Pire, lorsque les mensonges viennent du Président américain lui-même, une dimension historique vient s’ajouter pour corser le tout. Le simple fait qu’un président ait dit telle phrase doit être conservé pour la postérité…

Google et Facebook n’ont jamais voulu voir leur responsabilité engagée. C’est la fameuse section 230 que Trump voulait faire supprimer. Ce texte de loi oblige les réseaux sociaux à s’auto-réguler, tout en les exonérant de la responsabilité de tout ce qui passe par leurs tuyaux.
Regardons un peu plus précisément ce paradoxe : la section 230 a pour conséquence la diffusion de fakenews, dont les réseaux ne sont pas responsables. Ça les arrange parce que leur audience explose grâce aux contenus de tous types (y compris les plus extrêmes). Sans la section 230, Trump ne serait jamais arrivé là où il est ! Mais il a identifié cette faiblesse de ceux qui l’ont aidé à leur corps défendant et le lâchent aujourd’hui. Donc il veut supprimer la loi qui l’a porté… 

Comment des sociétés privées (Google, Facebook, Twitter) se sont-elles trouvées à disposer d’un tel pouvoir ?  Comment le régulateur n’a pas depuis longtemps été mettre son nez dans leurs conditions générales d’utilisation de leur service ?  L’expression des idées politiques peut-elle être contrôlée par des conditions d’utilisation d’un service privé ? Ça n’a pas de sens !

Alors quand un président en exercice, Trump, viole à de nombreuses reprises, les conditions d’utilisation de leurs services, ces sociétés se retrouvent obligées de les appliquer ! Sinon 2,5 milliards d’utilisateurs auront carte blanche pour délater, appeler au meurtre, diffamer, etc.

Même le réseau social ultra-permissif, Parler, qu’on ne peut pas qualifier de gauchiste, a supprimé des messages appelant à pendre Mike Pence. Ce n’était pas de la censure, non ? Juste l’application de Conditions d’Utilisation par ailleurs très laxistes. Mais visiblement, ça n’a pas suffi à prouver que Parler respectait les Conditions d’Utilisation d’Amazon Web Service, qui ont cassé son contrat…

Ce n’est donc pas une question politique, ce n’est pas de la censure, ce n’est que l’application de contrats d’utilisation privés. Mais ce n’est pas normal non plus…
Car ces Conditions Générales d’Utilisation ne sont pas faites pour ça ! La décision de couper un responsable politique devrait être politique et votée. Mais le pouvoir de ces réseaux est devenu tel qu’ils se retrouvent face à leurs propres contradictions.

Les réseaux sociaux sont dans la m….
L’équation à résoudre « ne pas censurer » ET « ne pas être complice de violences » n’a pas de solution.
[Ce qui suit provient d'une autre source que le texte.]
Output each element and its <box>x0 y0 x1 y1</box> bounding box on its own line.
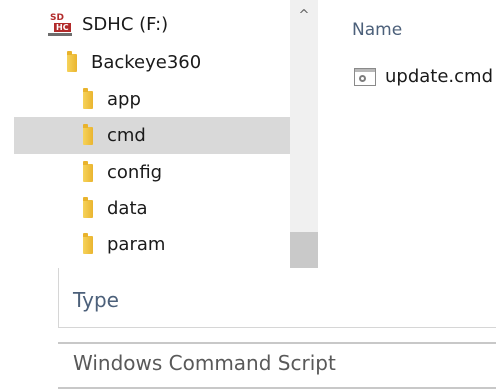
tree-item-backeye360[interactable]: Backeye360 <box>0 44 290 81</box>
tree-item-label: data <box>107 198 148 219</box>
tree-item-app[interactable]: app <box>0 81 290 118</box>
tree-item-label: SDHC (F:) <box>82 14 169 35</box>
folder-icon <box>83 87 93 109</box>
tree-item-data[interactable]: data <box>0 190 290 227</box>
tree-item-param[interactable]: param <box>0 226 290 263</box>
folder-icon <box>83 123 93 145</box>
tree-item-config[interactable]: config <box>0 154 290 191</box>
name-column-header[interactable]: Name <box>352 20 402 40</box>
folder-icon <box>83 196 93 218</box>
type-property-header: Type <box>58 268 496 328</box>
tree-item-label: param <box>107 234 166 255</box>
cmd-file-icon <box>354 67 376 86</box>
sdhc-drive-icon: SD HC <box>48 13 72 37</box>
type-value-field: Windows Command Script <box>58 342 496 389</box>
folder-icon <box>83 232 93 254</box>
navigation-pane: SD HC SDHC (F:) Backeye360 app cmd confi… <box>0 0 318 268</box>
tree-item-label: app <box>107 89 141 110</box>
drive-icon-base <box>48 32 72 36</box>
type-value-text: Windows Command Script <box>73 351 336 375</box>
file-explorer-window: SD HC SDHC (F:) Backeye360 app cmd confi… <box>0 0 496 389</box>
tree-item-drive[interactable]: SD HC SDHC (F:) <box>0 6 290 43</box>
scroll-thumb[interactable] <box>290 232 318 268</box>
tree-item-label: cmd <box>107 125 146 146</box>
tree-item-cmd[interactable]: cmd <box>14 117 290 154</box>
gear-icon <box>359 74 366 82</box>
file-item-update-cmd[interactable]: update.cmd <box>354 66 493 87</box>
type-header-label: Type <box>73 288 119 312</box>
tree-item-label: config <box>107 162 163 183</box>
file-name: update.cmd <box>385 66 493 87</box>
nav-scrollbar[interactable]: ^ <box>290 0 318 268</box>
drive-icon-sd-text: SD <box>50 12 64 23</box>
type-header-divider <box>58 327 496 328</box>
drive-icon-hc-text: HC <box>54 22 71 32</box>
tree-item-label: Backeye360 <box>91 52 202 73</box>
folder-icon <box>83 160 93 182</box>
folder-icon <box>67 50 77 72</box>
scroll-up-arrow-icon[interactable]: ^ <box>290 4 318 28</box>
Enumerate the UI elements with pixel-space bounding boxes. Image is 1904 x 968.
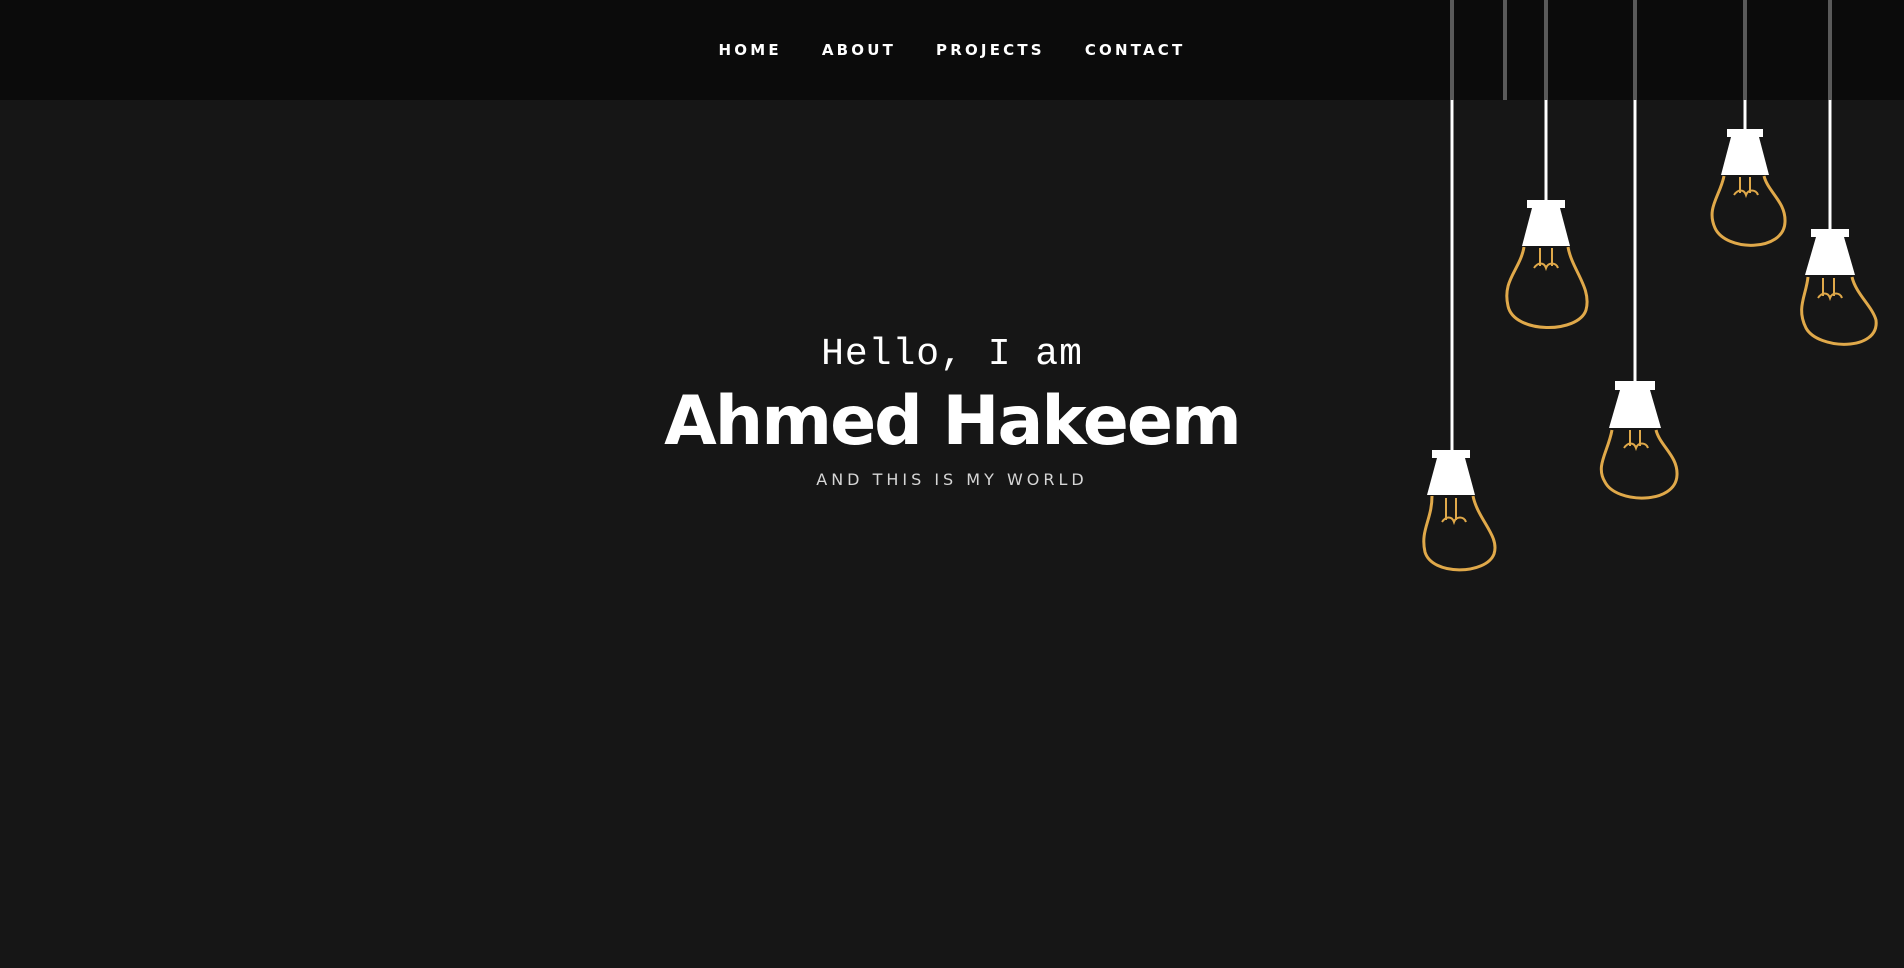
hero-tagline: AND THIS IS MY WORLD (816, 470, 1088, 489)
main-navigation: HOME ABOUT PROJECTS CONTACT (0, 0, 1904, 100)
hero-name: Ahmed Hakeem (664, 382, 1242, 461)
nav-home-link[interactable]: HOME (719, 41, 782, 59)
nav-about-link[interactable]: ABOUT (822, 41, 896, 59)
hero-greeting: Hello, I am (821, 333, 1083, 376)
landing-page: HOME ABOUT PROJECTS CONTACT Hello, I am … (0, 0, 1904, 968)
nav-contact-link[interactable]: CONTACT (1085, 41, 1186, 59)
hero-section: Hello, I am Ahmed Hakeem AND THIS IS MY … (0, 330, 1904, 489)
nav-projects-link[interactable]: PROJECTS (936, 41, 1045, 59)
Mais faut-il les plaindre ? A faire l’autruche pendant des années, tout en engrangeant des profils indécents, ils l’ont peut-être bien cherché.

Pire, en décidant de clore le compte de Trump, Twitter donne raison au Président populiste. Malgré la protection que leur donne la section 230, les réseaux sociaux ont une responsabilité… Cette responsabilité est morale, pas légale aujourd’hui. Mais elle ne peut plus être ignorée.

Seule la loi va permettre de remettre de la cohérence dans tout ça. Et les réseaux sociaux ne vont pas aimer ce qui va leur arriver.

La conséquence du bannissement de Trump sera-t-elle la suppression de la section 230, comme Trump le réclamait ? 
Si ce n’était pas tragique, ce serait drôle, non ????